Comincio a cercare una stanza in affitto nel paese vicino. Ogni annuncio mi sembra una condanna: monolocali bui, coinquilini sconosciuti, affitti troppo alti per le mie possibilità. La notte sogno spesso mamma che mi abbraccia e mi dice che andrà tutto bene.

Un giorno ricevo una chiamata da un vecchio amico del liceo, Paolo.

«Ho saputo della situazione,» dice con voce gentile. «Se vuoi puoi stare da me per un po’. Ho una stanza libera.»

Accetto con gratitudine mista a vergogna. Fare le valigie è come strappare via pezzi della mia anima: ogni maglione profuma ancora di casa, ogni libro porta con sé un ricordo.

Il giorno della partenza Marco non c’è. Francesca mi saluta frettolosamente sulla porta.

Mentre carico l’ultima scatola in macchina mi fermo un attimo sulla soglia della casa vuota.

«Addio,» sussurro alle pareti, alle scale scricchiolanti, alla cucina dove mamma impastava i tortellini.

A casa di Paolo trovo un po’ di pace. Lui non fa domande, mi lascia spazio e tempo per rimettere insieme i pezzi della mia vita.

Dopo qualche settimana ricevo una lettera da Marco.

«Anna,
spero tu stia bene. Mi dispiace per tutto quello che è successo tra noi. Forse ho sbagliato a gestire le cose così freddamente… ma avevo paura anch’io. Spero che un giorno potremo ritrovarci davvero come fratelli.
Con affetto,
Marco»

Rileggo quelle parole mille volte. Il rancore si mescola alla nostalgia e alla speranza.
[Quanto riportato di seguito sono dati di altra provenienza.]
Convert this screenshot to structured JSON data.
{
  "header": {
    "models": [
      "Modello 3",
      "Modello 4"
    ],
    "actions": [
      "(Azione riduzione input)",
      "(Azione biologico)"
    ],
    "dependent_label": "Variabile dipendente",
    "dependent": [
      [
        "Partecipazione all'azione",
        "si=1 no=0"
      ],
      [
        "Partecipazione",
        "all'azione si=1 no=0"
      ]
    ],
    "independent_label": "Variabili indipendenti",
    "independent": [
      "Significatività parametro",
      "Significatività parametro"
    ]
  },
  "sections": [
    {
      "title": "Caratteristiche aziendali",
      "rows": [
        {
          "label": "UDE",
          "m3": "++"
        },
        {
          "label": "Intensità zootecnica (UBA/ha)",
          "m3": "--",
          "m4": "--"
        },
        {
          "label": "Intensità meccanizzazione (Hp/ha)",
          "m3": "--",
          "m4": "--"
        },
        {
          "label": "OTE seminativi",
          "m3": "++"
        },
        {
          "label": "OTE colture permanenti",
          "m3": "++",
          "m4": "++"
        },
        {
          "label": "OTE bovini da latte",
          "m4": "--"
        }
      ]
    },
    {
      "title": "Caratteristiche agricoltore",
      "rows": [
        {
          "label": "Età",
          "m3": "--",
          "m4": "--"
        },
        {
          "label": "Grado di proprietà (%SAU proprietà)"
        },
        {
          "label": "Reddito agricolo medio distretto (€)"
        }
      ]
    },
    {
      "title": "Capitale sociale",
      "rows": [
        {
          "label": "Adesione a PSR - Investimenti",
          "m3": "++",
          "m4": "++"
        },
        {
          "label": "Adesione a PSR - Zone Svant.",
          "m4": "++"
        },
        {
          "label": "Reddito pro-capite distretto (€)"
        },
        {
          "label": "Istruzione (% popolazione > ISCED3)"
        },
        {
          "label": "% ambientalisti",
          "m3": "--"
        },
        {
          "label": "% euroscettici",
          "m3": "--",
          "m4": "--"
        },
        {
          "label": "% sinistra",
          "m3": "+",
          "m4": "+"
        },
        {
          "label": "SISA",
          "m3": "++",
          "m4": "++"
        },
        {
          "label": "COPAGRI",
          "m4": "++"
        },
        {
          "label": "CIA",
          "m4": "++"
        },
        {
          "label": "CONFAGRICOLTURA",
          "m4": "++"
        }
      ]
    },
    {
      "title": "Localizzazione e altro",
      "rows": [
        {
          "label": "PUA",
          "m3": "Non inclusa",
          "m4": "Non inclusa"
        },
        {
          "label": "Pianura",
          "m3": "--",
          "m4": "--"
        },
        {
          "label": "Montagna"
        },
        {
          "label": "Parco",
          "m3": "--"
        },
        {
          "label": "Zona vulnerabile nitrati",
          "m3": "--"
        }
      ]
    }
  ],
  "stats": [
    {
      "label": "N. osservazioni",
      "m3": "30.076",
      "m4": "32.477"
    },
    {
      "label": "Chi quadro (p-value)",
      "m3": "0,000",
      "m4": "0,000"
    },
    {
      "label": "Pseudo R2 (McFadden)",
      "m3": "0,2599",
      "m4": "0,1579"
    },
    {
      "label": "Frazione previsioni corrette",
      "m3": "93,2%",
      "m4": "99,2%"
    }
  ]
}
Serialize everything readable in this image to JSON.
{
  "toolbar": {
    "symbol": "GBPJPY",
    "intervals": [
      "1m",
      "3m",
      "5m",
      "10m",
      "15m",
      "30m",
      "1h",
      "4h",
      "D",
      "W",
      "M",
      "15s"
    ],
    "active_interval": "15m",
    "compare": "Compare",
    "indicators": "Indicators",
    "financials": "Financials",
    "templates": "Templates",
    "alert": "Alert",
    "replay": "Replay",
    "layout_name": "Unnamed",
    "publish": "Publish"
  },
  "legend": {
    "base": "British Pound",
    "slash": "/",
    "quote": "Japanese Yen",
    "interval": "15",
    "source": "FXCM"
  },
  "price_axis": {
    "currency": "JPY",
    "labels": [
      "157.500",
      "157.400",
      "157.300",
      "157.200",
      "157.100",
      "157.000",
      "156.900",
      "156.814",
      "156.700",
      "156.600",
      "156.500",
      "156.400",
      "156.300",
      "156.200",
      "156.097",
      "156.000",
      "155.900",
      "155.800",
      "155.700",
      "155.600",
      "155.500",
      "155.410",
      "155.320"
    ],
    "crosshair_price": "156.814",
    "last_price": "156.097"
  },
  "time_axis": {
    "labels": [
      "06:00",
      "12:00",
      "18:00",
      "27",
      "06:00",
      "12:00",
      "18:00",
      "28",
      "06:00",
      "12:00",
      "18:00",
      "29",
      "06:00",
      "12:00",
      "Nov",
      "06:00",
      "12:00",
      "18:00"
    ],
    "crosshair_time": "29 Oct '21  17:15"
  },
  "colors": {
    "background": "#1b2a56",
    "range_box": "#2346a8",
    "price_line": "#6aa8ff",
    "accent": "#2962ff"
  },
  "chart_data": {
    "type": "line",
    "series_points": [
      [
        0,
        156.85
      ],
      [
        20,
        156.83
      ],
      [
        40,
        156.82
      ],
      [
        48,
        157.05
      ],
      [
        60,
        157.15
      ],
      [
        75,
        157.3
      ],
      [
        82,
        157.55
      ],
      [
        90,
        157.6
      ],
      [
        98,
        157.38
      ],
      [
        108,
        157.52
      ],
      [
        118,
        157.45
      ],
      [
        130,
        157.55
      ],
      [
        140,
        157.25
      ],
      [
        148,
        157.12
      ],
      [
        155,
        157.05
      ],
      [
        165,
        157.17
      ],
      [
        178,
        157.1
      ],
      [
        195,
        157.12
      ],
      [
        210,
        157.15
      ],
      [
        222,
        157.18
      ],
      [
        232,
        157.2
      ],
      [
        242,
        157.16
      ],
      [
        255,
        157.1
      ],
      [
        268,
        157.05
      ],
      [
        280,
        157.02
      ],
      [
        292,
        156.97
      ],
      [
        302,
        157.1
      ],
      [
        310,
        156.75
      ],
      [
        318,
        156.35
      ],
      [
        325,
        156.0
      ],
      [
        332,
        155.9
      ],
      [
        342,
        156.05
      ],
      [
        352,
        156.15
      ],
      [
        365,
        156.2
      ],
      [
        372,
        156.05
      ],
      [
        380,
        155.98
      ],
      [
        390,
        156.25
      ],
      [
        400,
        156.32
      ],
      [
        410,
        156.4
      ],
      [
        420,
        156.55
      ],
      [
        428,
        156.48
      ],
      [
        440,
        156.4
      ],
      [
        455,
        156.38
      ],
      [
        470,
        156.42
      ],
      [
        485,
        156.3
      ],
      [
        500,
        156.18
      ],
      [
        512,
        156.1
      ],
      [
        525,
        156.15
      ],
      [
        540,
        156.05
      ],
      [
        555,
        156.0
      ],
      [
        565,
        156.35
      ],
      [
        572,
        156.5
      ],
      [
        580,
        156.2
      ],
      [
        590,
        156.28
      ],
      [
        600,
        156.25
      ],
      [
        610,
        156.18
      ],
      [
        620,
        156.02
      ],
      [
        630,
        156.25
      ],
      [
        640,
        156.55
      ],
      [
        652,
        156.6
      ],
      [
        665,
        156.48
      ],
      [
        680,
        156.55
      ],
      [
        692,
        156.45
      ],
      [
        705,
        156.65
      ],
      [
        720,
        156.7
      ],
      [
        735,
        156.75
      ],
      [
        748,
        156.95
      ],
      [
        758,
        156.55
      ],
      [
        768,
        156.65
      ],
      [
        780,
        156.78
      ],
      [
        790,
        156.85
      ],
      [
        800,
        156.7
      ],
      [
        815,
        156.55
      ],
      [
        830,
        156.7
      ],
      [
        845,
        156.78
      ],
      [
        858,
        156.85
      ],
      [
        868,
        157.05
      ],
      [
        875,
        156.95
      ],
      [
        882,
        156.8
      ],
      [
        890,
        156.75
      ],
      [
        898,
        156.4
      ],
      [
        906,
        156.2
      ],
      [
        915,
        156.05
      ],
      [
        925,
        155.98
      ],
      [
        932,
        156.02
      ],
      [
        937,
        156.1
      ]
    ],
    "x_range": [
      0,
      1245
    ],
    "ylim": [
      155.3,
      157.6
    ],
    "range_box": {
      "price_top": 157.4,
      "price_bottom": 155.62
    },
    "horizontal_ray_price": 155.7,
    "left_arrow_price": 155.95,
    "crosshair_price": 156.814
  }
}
Oggi vivo ancora nella stanza di Paolo, ma sto cercando un nuovo lavoro e forse presto potrò permettermi qualcosa di mio. La ferita è ancora aperta, ma sento che piano piano sto tornando a respirare.

Mi chiedo spesso: quanto vale davvero una casa? È solo un insieme di muri e ricordi? O forse il vero valore sta nelle persone che amiamo – anche quando ci fanno soffrire?

E voi… cosa avreste fatto al mio posto?